I've done my first DataMapper scan. What's next?

Review and assess

1. Go to your dashboard tab. Your dashboard will give you an idea of your overall risk. How much risk and high-risk data was found? Is it more than you expected?
2. Review your high-risk categories.  What types of files contain the most risk data? Think about which categories you really need to keep. Do you spot any that could be eliminated?
3. Check the data locations box on your dashboard. In which storage location were most of the high-risk files found? Do you consider that storage location a safe place? Have you set up the proper controls to restrict access to it?
4. Make a correction plan for your company. Who should clean up the shared drives? How long should files be kept according to your privacy policy? Are there certain locations you do not want risk data to be stored? Are there certain types of sensitive data you want to avoid storing altogether?

What if I don’t have very much risk data?

Awesome! Now that you know your company does not store a lot of sensitive data, keep it that way, and feel free to brag about it. Use your privacy policy to tell people that you perform regular data inventories with DataMapper to minimise privacy risks.

Start your clean-up

1. Go to your risk documents tab. Here you can use filters to review files by location, category, person, or risk level, and then open them right from DataMapper.
2. Start by filtering for “high-risk” files. Filter for high-risk files first. Open each one in the list to review, and mark it “ok” or “critical”. Look out for: Old files, inappropriate keywords, files stored in multiple locations.
3. Delete old files. The GDPR does not specify a time limit for keeping data, but it does require you to set a data retention limit, justify it in your privacy policy and stick to it. Keeping personal data longer than your privacy policy promises is considered a violation of regulations.
4. Delete inappropriate data. Checking the keywords that caused a file to be flagged will give you an idea of whether you should keep it. Consider whether you have a legitimate purpose for keeping sensitive information about someone’s race or beliefs, for example.
5. Move data to designated folders and locations. Storing duplicates of the same high-risk file in multiple locations or inboxes is a red flag. Make sure data is where it should be, and delete unnecessary copies.
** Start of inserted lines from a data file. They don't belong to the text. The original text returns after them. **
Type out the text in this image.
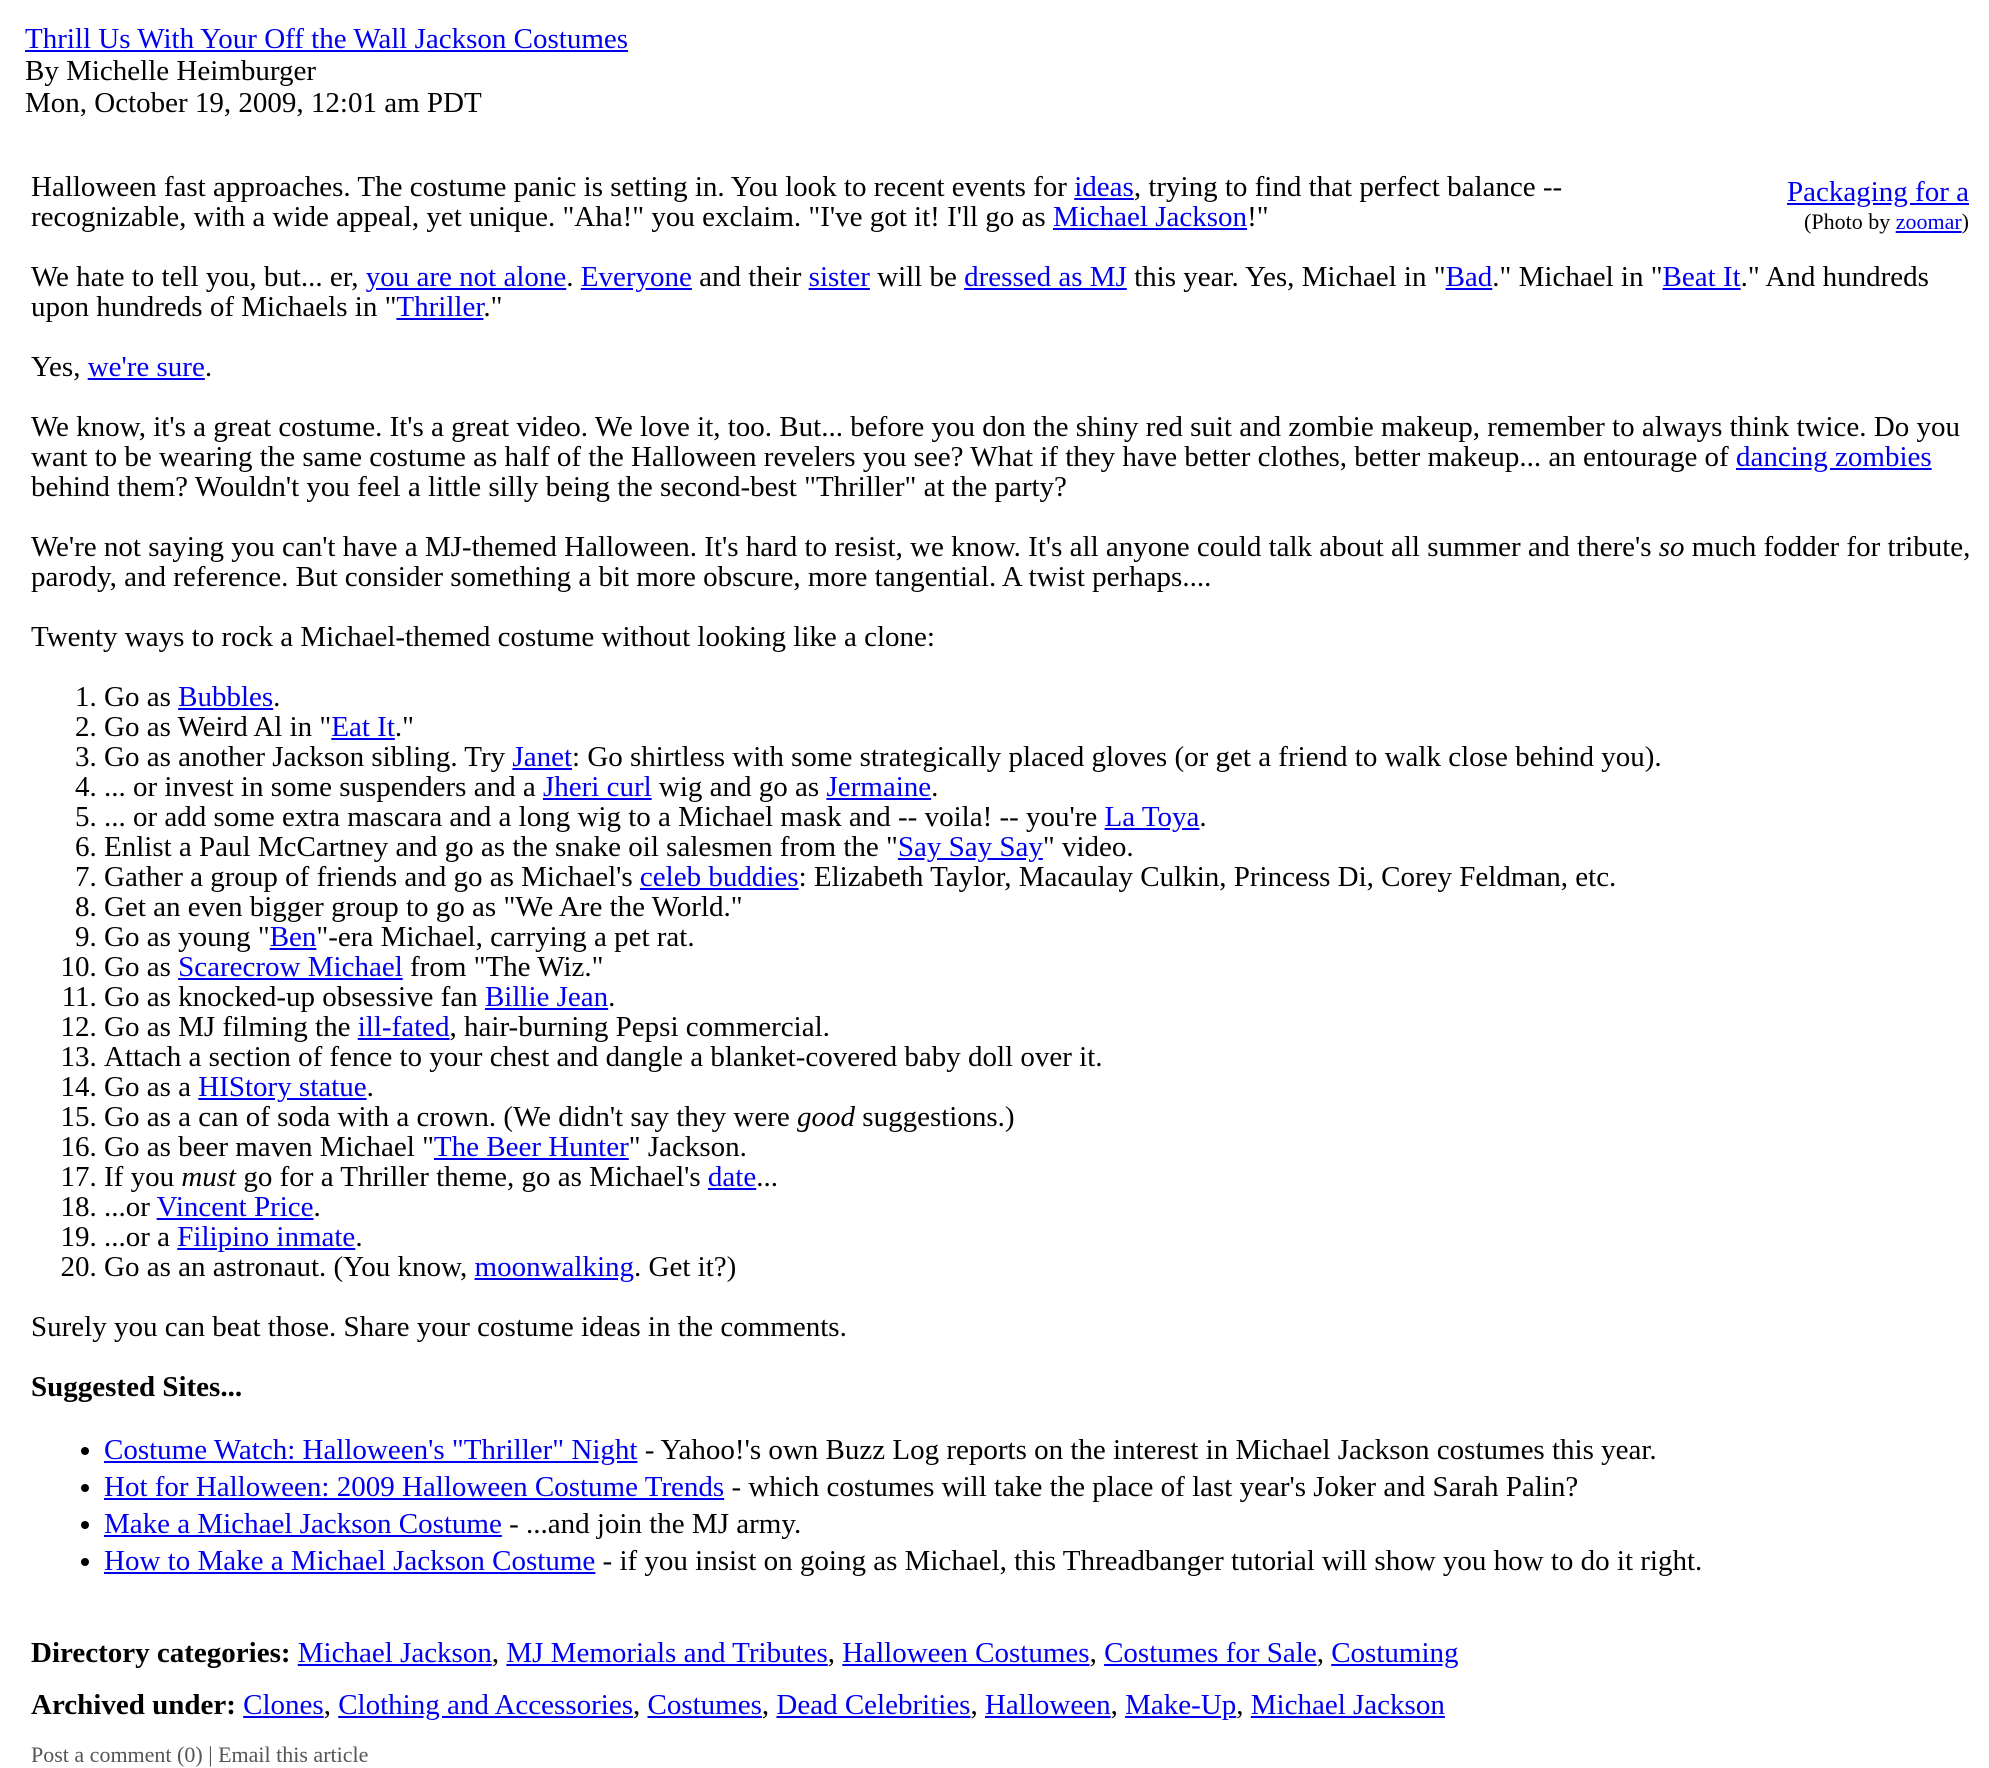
Thrill Us With Your Off the Wall Jackson Costumes
By Michelle Heimburger
Mon, October 19, 2009, 12:01 am PDT
Packaging for a
(Photo by zoomar)

Halloween fast approaches. The costume panic is setting in. You look to recent events for ideas, trying to find that perfect balance -- recognizable, with a wide appeal, yet unique. "Aha!" you exclaim. "I've got it! I'll go as Michael Jackson!"

We hate to tell you, but... er, you are not alone. Everyone and their sister will be dressed as MJ this year. Yes, Michael in "Bad." Michael in "Beat It." And hundreds upon hundreds of Michaels in "Thriller."

Yes, we're sure.

We know, it's a great costume. It's a great video. We love it, too. But... before you don the shiny red suit and zombie makeup, remember to always think twice. Do you want to be wearing the same costume as half of the Halloween revelers you see? What if they have better clothes, better makeup... an entourage of dancing zombies behind them? Wouldn't you feel a little silly being the second-best "Thriller" at the party?

We're not saying you can't have a MJ-themed Halloween. It's hard to resist, we know. It's all anyone could talk about all summer and there's so much fodder for tribute, parody, and reference. But consider something a bit more obscure, more tangential. A twist perhaps....

Twenty ways to rock a Michael-themed costume without looking like a clone:

1. Go as Bubbles.
2. Go as Weird Al in "Eat It."
3. Go as another Jackson sibling. Try Janet: Go shirtless with some strategically placed gloves (or get a friend to walk close behind you).
4. ... or invest in some suspenders and a Jheri curl wig and go as Jermaine.
5. ... or add some extra mascara and a long wig to a Michael mask and -- voila! -- you're La Toya.
6. Enlist a Paul McCartney and go as the snake oil salesmen from the "Say Say Say" video.
7. Gather a group of friends and go as Michael's celeb buddies: Elizabeth Taylor, Macaulay Culkin, Princess Di, Corey Feldman, etc.
8. Get an even bigger group to go as "We Are the World."
9. Go as young "Ben"-era Michael, carrying a pet rat.
10. Go as Scarecrow Michael from "The Wiz."
11. Go as knocked-up obsessive fan Billie Jean.
12. Go as MJ filming the ill-fated, hair-burning Pepsi commercial.
13. Attach a section of fence to your chest and dangle a blanket-covered baby doll over it.
14. Go as a HIStory statue.
15. Go as a can of soda with a crown. (We didn't say they were good suggestions.)
16. Go as beer maven Michael "The Beer Hunter" Jackson.
17. If you must go for a Thriller theme, go as Michael's date...
18. ...or Vincent Price.
19. ...or a Filipino inmate.
20. Go as an astronaut. (You know, moonwalking. Get it?)

Surely you can beat those. Share your costume ideas in the comments.

Suggested Sites...
• Costume Watch: Halloween's "Thriller" Night - Yahoo!'s own Buzz Log reports on the interest in Michael Jackson costumes this year.
• Hot for Halloween: 2009 Halloween Costume Trends - which costumes will take the place of last year's Joker and Sarah Palin?
• Make a Michael Jackson Costume - ...and join the MJ army.
• How to Make a Michael Jackson Costume - if you insist on going as Michael, this Threadbanger tutorial will show you how to do it right.
Directory categories: Michael Jackson, MJ Memorials and Tributes, Halloween Costumes, Costumes for Sale, Costuming
Archived under: Clones, Clothing and Accessories, Costumes, Dead Celebrities, Halloween, Make-Up, Michael Jackson
Post a comment (0) | Email this article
What if I have a lot of risk data and clean-up seems overwhelming?

The most labor-intensive part of data management, the data inventory, has been done for you. This has already put you ahead of the game, compliance-wise. Remember you are allowed to store sensitive data if you had a legitimate purpose for collecting it and you keep track of it.  

Privacy laws like the GDPR do not specify exactly what must be done with the personal data you store or how much you can store, but they do require you to introduce “appropriate organizational and technical measures” to protect it.
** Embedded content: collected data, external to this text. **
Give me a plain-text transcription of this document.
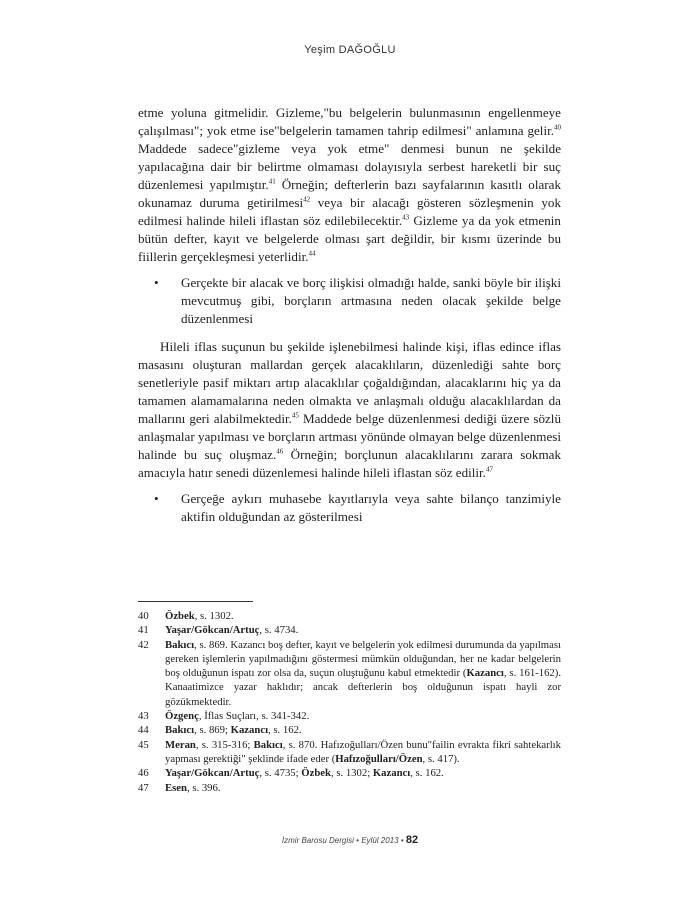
Yeşim DAĞOĞLU

etme yoluna gitmelidir. Gizleme,"bu belgelerin bulunmasının engellenmeye çalışılması"; yok etme ise"belgelerin tamamen tahrip edilmesi" anlamına gelir.$^{40}$ Maddede sadece"gizleme veya yok etme" denmesi bunun ne şekilde yapılacağına dair bir belirtme olmaması dolayısıyla serbest hareketli bir suç düzenlemesi yapılmıştır.$^{41}$ Örneğin; defterlerin bazı sayfalarının kasıtlı olarak okunamaz duruma getirilmesi$^{42}$ veya bir alacağı gösteren sözleşmenin yok edilmesi halinde hileli iflastan söz edilebilecektir.$^{43}$ Gizleme ya da yok etmenin bütün defter, kayıt ve belgelerde olması şart değildir, bir kısmı üzerinde bu fiillerin gerçekleşmesi yeterlidir.$^{44}$

• Gerçekte bir alacak ve borç ilişkisi olmadığı halde, sanki böyle bir ilişki mevcutmuş gibi, borçların artmasına neden olacak şekilde belge düzenlenmesi

Hileli iflas suçunun bu şekilde işlenebilmesi halinde kişi, iflas edince iflas masasını oluşturan mallardan gerçek alacaklıların, düzenlediği sahte borç senetleriyle pasif miktarı artıp alacaklılar çoğaldığından, alacaklarını hiç ya da tamamen alamamalarına neden olmakta ve anlaşmalı olduğu alacaklılardan da mallarını geri alabilmektedir.$^{45}$ Maddede belge düzenlenmesi dediği üzere sözlü anlaşmalar yapılması ve borçların artması yönünde olmayan belge düzenlenmesi halinde bu suç oluşmaz.$^{46}$ Örneğin; borçlunun alacaklılarını zarara sokmak amacıyla hatır senedi düzenlemesi halinde hileli iflastan söz edilir.$^{47}$

• Gerçeğe aykırı muhasebe kayıtlarıyla veya sahte bilanço tanzimiyle aktifin olduğundan az gösterilmesi

40	Özbek, s. 1302.
41	Yaşar/Gökcan/Artuç, s. 4734.
42	Bakıcı, s. 869. Kazancı boş defter, kayıt ve belgelerin yok edilmesi durumunda da yapılması gereken işlemlerin yapılmadığını göstermesi mümkün olduğundan, her ne kadar belgelerin boş olduğunun ispatı zor olsa da, suçun oluştuğunu kabul etmektedir (Kazancı, s. 161-162). Kanaatimizce yazar haklıdır; ancak defterlerin boş olduğunun ispatı hayli zor gözükmektedir.
43	Özgenç, İflas Suçları, s. 341-342.
44	Bakıcı, s. 869; Kazancı, s. 162.
45	Meran, s. 315-316; Bakıcı, s. 870. Hafızoğulları/Özen bunu"failin evrakta fikri sahtekarlık yapması gerektiği" şeklinde ifade eder (Hafızoğulları/Özen, s. 417).
46	Yaşar/Gökcan/Artuç, s. 4735; Özbek, s. 1302; Kazancı, s. 162.
47	Esen, s. 396.
İzmir Barosu Dergisi • Eylül 2013 • 82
A little check-up from time to time to make sure you know what you have goes a long way. And every little bit of data minimization helps. Don’t put off clean-up for fear of what you might find. Log in to DataMapper regularly, for just a few minutes, and look for a couple of files you can put in their proper place or delete.

Improve your privacy practices

1. Lock shared folders when appropriate. Folders in OneDrive or Sharepoint that contain high-risk data can be locked to limit access to only those employees that need it.
2. Be aware of synching. If synching is turned on in OneDrive, attachments people share with you by email will be automatically saved in your personal folder, even if you do not open or download them. 
3. Set up automatic deletion for your emails. of files in email. Often folders like "deleted" & "sent" can be good places to set up automatic deletion.
4. Improve your privacy strategy. Can you keep sensitive data out of email folders altogether by using a safe data sharing add-in or private upload point?  Could certain types of sensitive data be kept in one place and protected?
5. Repeat the scan and all the above steps periodically. Your company collects more personal data every day. Keep up with it by periodically repeating your DataMapper scan.